Huang’s expertise includes extracting structured knowledge with limited supervision natural language understanding and reasoning with external knowledge and common sense, natural language generation, representation learning for cross-domain transfer, and multimodality learning. 

Huang shared the following scenario of advanced interaction that the team will strive to achieve during the challenge. It shows how SimBot successfully completes a more complex task composed of simpler subtasks. 

SimBot: Hello, how can I help you today?

User: Hi, I will teach you how to prepare breakfast for me today.

SimBot: Sure, what should I do?

User: First, you need to make a cup of coffee.
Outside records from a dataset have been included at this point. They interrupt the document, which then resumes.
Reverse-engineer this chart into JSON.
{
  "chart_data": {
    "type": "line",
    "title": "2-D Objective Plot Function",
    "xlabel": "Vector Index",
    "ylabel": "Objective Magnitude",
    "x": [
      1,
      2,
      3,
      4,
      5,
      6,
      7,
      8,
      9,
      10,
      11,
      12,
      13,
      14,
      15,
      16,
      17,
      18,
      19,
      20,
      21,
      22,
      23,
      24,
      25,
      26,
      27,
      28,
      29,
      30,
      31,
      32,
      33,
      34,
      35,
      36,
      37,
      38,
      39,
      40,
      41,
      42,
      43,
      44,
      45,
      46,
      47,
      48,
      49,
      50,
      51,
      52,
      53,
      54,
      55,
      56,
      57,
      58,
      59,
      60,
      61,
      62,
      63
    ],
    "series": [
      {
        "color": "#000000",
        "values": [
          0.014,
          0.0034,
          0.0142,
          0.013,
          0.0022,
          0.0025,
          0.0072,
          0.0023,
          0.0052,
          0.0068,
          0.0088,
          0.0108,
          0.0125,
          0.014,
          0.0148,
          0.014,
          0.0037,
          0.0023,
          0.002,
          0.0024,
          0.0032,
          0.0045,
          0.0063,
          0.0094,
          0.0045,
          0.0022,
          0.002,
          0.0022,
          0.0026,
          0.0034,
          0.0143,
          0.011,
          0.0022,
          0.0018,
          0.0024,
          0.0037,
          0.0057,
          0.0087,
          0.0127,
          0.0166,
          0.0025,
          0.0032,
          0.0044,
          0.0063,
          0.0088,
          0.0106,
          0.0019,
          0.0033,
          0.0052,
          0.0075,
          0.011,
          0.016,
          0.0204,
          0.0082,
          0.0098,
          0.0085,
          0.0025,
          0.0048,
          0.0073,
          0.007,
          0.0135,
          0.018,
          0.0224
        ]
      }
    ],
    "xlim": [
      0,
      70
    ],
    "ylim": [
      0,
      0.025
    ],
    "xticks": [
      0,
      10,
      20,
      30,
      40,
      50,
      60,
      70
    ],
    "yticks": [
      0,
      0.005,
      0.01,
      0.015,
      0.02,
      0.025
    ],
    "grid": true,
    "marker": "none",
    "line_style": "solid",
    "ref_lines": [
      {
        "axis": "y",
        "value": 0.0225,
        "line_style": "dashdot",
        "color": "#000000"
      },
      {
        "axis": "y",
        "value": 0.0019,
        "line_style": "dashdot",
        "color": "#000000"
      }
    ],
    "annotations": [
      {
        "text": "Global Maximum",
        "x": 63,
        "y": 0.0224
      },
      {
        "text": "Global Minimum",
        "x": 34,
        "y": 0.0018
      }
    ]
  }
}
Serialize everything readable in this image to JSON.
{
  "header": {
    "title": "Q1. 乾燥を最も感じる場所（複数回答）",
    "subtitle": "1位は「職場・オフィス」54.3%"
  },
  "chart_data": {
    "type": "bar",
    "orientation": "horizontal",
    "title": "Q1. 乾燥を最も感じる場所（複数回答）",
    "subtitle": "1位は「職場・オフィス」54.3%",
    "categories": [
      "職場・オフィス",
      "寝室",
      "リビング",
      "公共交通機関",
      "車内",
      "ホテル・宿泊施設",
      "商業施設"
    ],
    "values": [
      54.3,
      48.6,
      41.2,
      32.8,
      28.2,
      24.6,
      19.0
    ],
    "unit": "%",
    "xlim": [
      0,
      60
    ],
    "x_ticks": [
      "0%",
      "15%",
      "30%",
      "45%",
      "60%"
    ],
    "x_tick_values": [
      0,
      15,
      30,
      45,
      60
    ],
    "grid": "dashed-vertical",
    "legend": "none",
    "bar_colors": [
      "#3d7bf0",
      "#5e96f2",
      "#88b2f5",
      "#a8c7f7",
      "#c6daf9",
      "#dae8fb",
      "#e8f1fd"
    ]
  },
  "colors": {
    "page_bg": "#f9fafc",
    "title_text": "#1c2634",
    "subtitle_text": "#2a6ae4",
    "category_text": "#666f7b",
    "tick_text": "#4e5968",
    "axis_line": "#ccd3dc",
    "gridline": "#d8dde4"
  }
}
Then, you need to slice the bread and cook it with the toaster. Finally, you need to deliver breakfast to my room.

SimBot: Could you give me more detailed instructions on how to slice the bread?

User: You should use the knife and cut it into several pieces in approximately the same size.

SimBot: Got it. Should I prepare breakfast for you today?

User: Yes, go ahead.

SimBot prepares the breakfast as taught by the user. 

SimBot: Breakfast is ready.

User: Well done!

“One of our overall goals is for users to feel that our SimBot is capable and intelligent, communicative, knowledgeable, and efficient,” Huang said.  

Below are the four members of the team, all Ph.D. students in computer science:

Minqian Liu is serving as team leader for the Alexa Prize SimBot Challenge. In that role, he is responsible for setting up long-term and short-term goals, coordinating the team’s work, and communicating with the challenge organizer. As a team member, he will be building the object state tracking, action verification, and dialogue-based interaction components. He also will participate in the design and implementation of other modules, especially the construction of the multimodal instructional knowledge graph.

Sijia Wang will establish the knowledge graph from instructional articles, images, and video demonstrations on the internet, such as WikiHow. She also will focus on collectively grounding entities and actions extracted from text to video to associate each entity or action with a visual image or video clip.

Zhiyang Xu will be responsible for extracting the subtasks from the human instructions by leveraging an external actionable knowledge graph and enforcing the temporal and logical constraints of those subtasks.

Ying Shen will focus on the multimodal goal-oriented action prediction network, which requires the reasoning across the inputs in multiple modality. She will also take part in the construction of the multimodal instructional knowledge graph. 

“It is an honor to be a finalist team in the Alexa Prize SimBot Challenge and a tribute to the excellence of our students,” said Huang. 

“The challenge is a great way of highlighting the students’ work and also an opportunity to contribute to the field of artificial intelligence by helping to bridge the gap of theory-practice divide and adding value to both theoretical and practical perspectives,” he said.

University teams selected for the Alexa Prize SimBot Challenge participate in both the public benchmark and live interaction phases and receive a research grant, Alexa-enabled devices, free Amazon Web Services  cloud computing services to support their research and development efforts, as well as other resources, and Alexa team support. The winning team will receive a $500,000 prize, while the second- and third-place teams will receive prizes of $100,000 and $50,000, respectively. The winner will be announced in 2023.